As Lloyd’s List Containers went to press, the Rickmers executive board announced it had appointed Hamburg lawyer Christoph Morgen from insolvency specialist Brinkmann & Partner as chief insolvency officer. Jens-Sören Schröder of the law firm Johlke Niethammer & Partner had been appointed as a temporary trustee by the Hamburg District Court.
“The aim of the executive board is to work out a new restructuring solution together with the creditors and making use of the tools of insolvency law,” Rickmers said in a statement. “Banks, bondholders and the workforce will be represented on a temporary committee of creditors.”
It added that the insolvency application applied solely to the holding company Rickmers Holding and that operating subsidiaries — in particular Rickmers Shipmanagement Hamburg and Singapore — were not affected and were working normally.
“Business and shipping operations are continuing,” Rickmers said.
But few hold much hope that a new plan will meet with approval from creditors.
“It’s not a case of all the assets being sold off tomorrow,” said one Hamburg-based finance source. “There will be a process here. The main concern I would have is that this has happened quickly and unexpectedly.”

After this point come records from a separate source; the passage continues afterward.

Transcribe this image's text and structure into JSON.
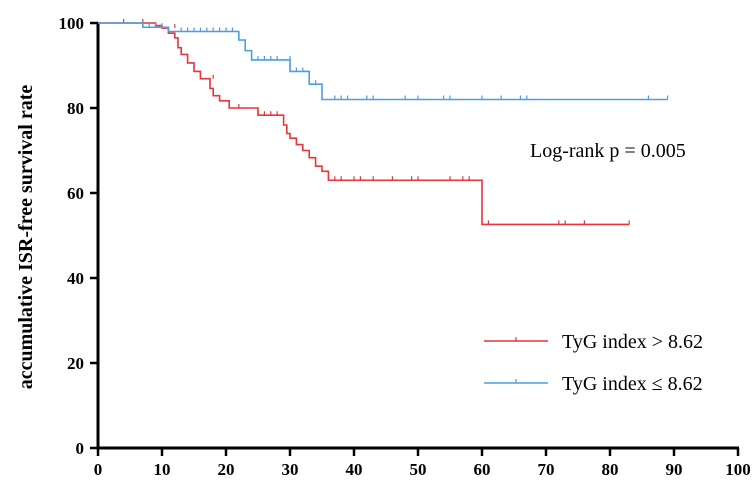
{
  "chart_data": {
    "type": "line",
    "xlabel": "",
    "ylabel": "accumulative ISR-free survival rate",
    "xlim": [
      0,
      100
    ],
    "ylim": [
      0,
      100
    ],
    "xticks": [
      "0",
      "10",
      "20",
      "30",
      "40",
      "50",
      "60",
      "70",
      "80",
      "90",
      "100"
    ],
    "yticks": [
      "0",
      "20",
      "40",
      "60",
      "80",
      "100"
    ],
    "annotation": "Log-rank p = 0.005",
    "legend_position": "bottom-right",
    "grid": false,
    "series": [
      {
        "name": "TyG index > 8.62",
        "color": "#e8343a",
        "steps": [
          [
            0,
            100
          ],
          [
            9,
            99.4
          ],
          [
            10,
            98.8
          ],
          [
            11,
            97.6
          ],
          [
            12,
            96.5
          ],
          [
            12.5,
            94.2
          ],
          [
            13,
            92.6
          ],
          [
            14,
            90.6
          ],
          [
            15,
            88.6
          ],
          [
            16,
            86.9
          ],
          [
            17.5,
            84.6
          ],
          [
            18,
            82.9
          ],
          [
            19,
            81.7
          ],
          [
            20.5,
            80
          ],
          [
            25,
            78.3
          ],
          [
            29,
            76
          ],
          [
            29.5,
            74
          ],
          [
            30,
            72.9
          ],
          [
            31,
            71.4
          ],
          [
            32,
            70
          ],
          [
            33,
            68.3
          ],
          [
            34,
            66.3
          ],
          [
            35,
            65.1
          ],
          [
            36,
            63
          ],
          [
            60,
            52.6
          ],
          [
            83,
            52.6
          ]
        ],
        "censored": [
          [
            4,
            100
          ],
          [
            7,
            100
          ],
          [
            12,
            98.8
          ],
          [
            18,
            86.9
          ],
          [
            22,
            80
          ],
          [
            25,
            78.3
          ],
          [
            26,
            78.3
          ],
          [
            27,
            78.3
          ],
          [
            28,
            78.3
          ],
          [
            37,
            63
          ],
          [
            38,
            63
          ],
          [
            40,
            63
          ],
          [
            41,
            63
          ],
          [
            43,
            63
          ],
          [
            46,
            63
          ],
          [
            49,
            63
          ],
          [
            50,
            63
          ],
          [
            55,
            63
          ],
          [
            57,
            63
          ],
          [
            58,
            63
          ],
          [
            61,
            52.6
          ],
          [
            72,
            52.6
          ],
          [
            73,
            52.6
          ],
          [
            76,
            52.6
          ],
          [
            83,
            52.6
          ]
        ]
      },
      {
        "name": "TyG index ≤ 8.62",
        "color": "#4a9de6",
        "steps": [
          [
            0,
            100
          ],
          [
            7,
            99
          ],
          [
            11,
            98
          ],
          [
            22,
            96
          ],
          [
            23,
            93.5
          ],
          [
            24,
            91.3
          ],
          [
            30,
            88.6
          ],
          [
            33,
            85.6
          ],
          [
            35,
            82
          ],
          [
            89,
            82
          ]
        ],
        "censored": [
          [
            8,
            99
          ],
          [
            9,
            99
          ],
          [
            10,
            99
          ],
          [
            13,
            98
          ],
          [
            14,
            98
          ],
          [
            15,
            98
          ],
          [
            16,
            98
          ],
          [
            17,
            98
          ],
          [
            18,
            98
          ],
          [
            19,
            98
          ],
          [
            20,
            98
          ],
          [
            21,
            98
          ],
          [
            25,
            91.3
          ],
          [
            26,
            91.3
          ],
          [
            27,
            91.3
          ],
          [
            28,
            91.3
          ],
          [
            30,
            91.3
          ],
          [
            31,
            88.6
          ],
          [
            32,
            88.6
          ],
          [
            34,
            85.6
          ],
          [
            37,
            82
          ],
          [
            38,
            82
          ],
          [
            39,
            82
          ],
          [
            42,
            82
          ],
          [
            43,
            82
          ],
          [
            48,
            82
          ],
          [
            50,
            82
          ],
          [
            54,
            82
          ],
          [
            55,
            82
          ],
          [
            60,
            82
          ],
          [
            63,
            82
          ],
          [
            66,
            82
          ],
          [
            67,
            82
          ],
          [
            86,
            82
          ],
          [
            89,
            82
          ]
        ]
      }
    ]
  }
}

He likened the situation to the collapse of Hanjin Shipping last year.
“This is going to be the biggest scramble now to make sure they have enough liquidity to survive the payment terms they have. It’s always a problem if you don’t have time to prepare for these filings.”
Another UK-based financier said it was unlikely there would be any way out for the company.
“It’s going to be a very difficult untangling,” he said. “They’ve got over 100 ships and they’ve got a couple of thousand people employed; on land they have 500 people. It is going to be messy all round. Presumably the assets are covering only a small portion of their liabilities so everybody is going to end up a loser here.”